[racket-dev] Contract barrier inefficiencies

From: Matthias Felleisen (matthias at ccs.neu.edu)
Date: Sun Dec 30 14:26:40 EST 2012

On Dec 29, 2012, at 10:09 PM, Neil Toronto wrote:

>>    TR proved that it is applied to Foo if anything. Is TR too
>>    aggressive in negative positions?
> 
> I'm almost certain it is. Sam? (Wherefore art thou, Sam?)
> 
> I can see an argument for having overly aggressive contracts at first, before having large test cases that demonstrate TR's implementation is almost always sound. If these are training wheels, though, we should consider removing them.

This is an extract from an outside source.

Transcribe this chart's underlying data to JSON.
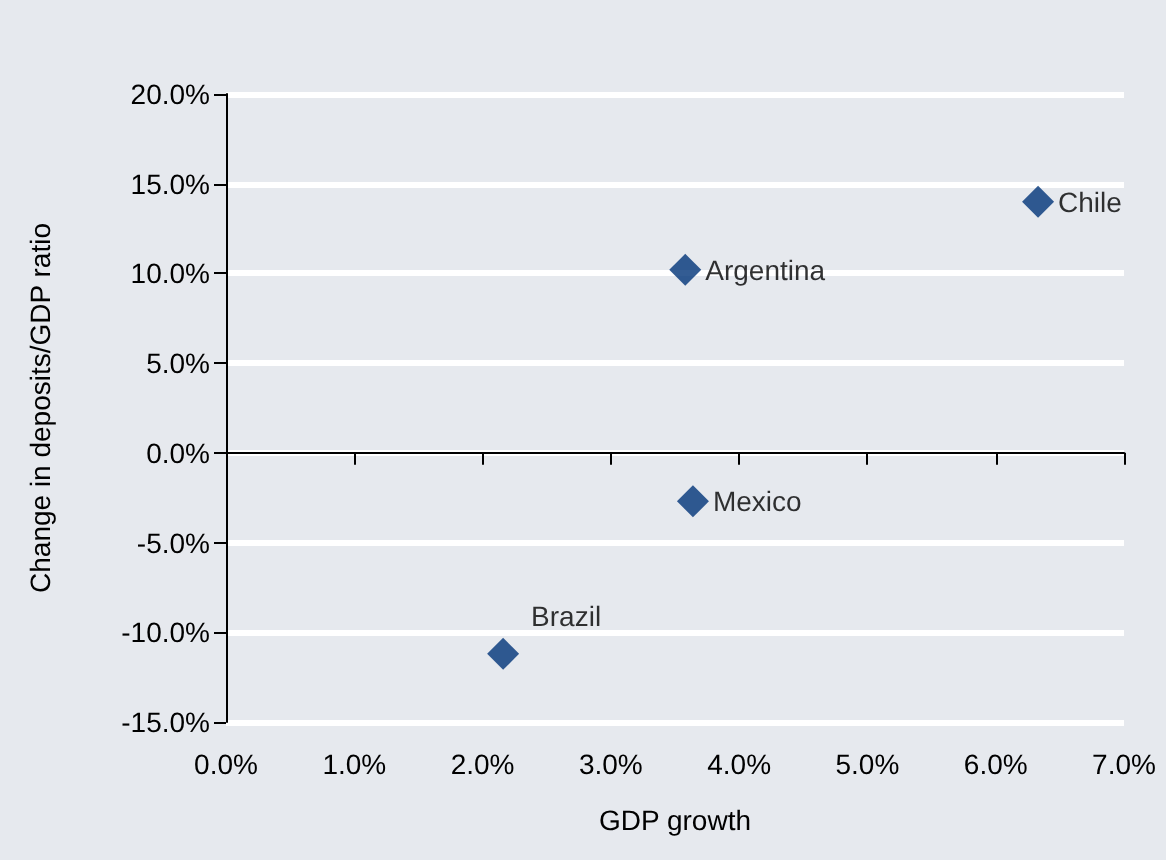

The math library alone has at least 18k lines of TR code, it and exercises the type system pretty thoroughly.
> 
>> In this case, the chaperone is necessary, since the "a" means one value
>> (not multiple), so you cannot eliminate the contract. Sadly.
> 
> One asymmetry between multiple arguments and multiple return values is that the number of arguments a procedure accepts is observable, but the number of return values isn't. If it were observable, and TR were less aggressive with the first `Foo', a chaperone would be unnecessary.
> 
> There have got to be other uses for that, but I can't think of any offhand. Something to do with continuations, maybe? But TR could easily annotate lambdas with the number of values they return.


I have no doubt that right now we need a chaperone. I am arguing that we don't need a foo? check for the argument.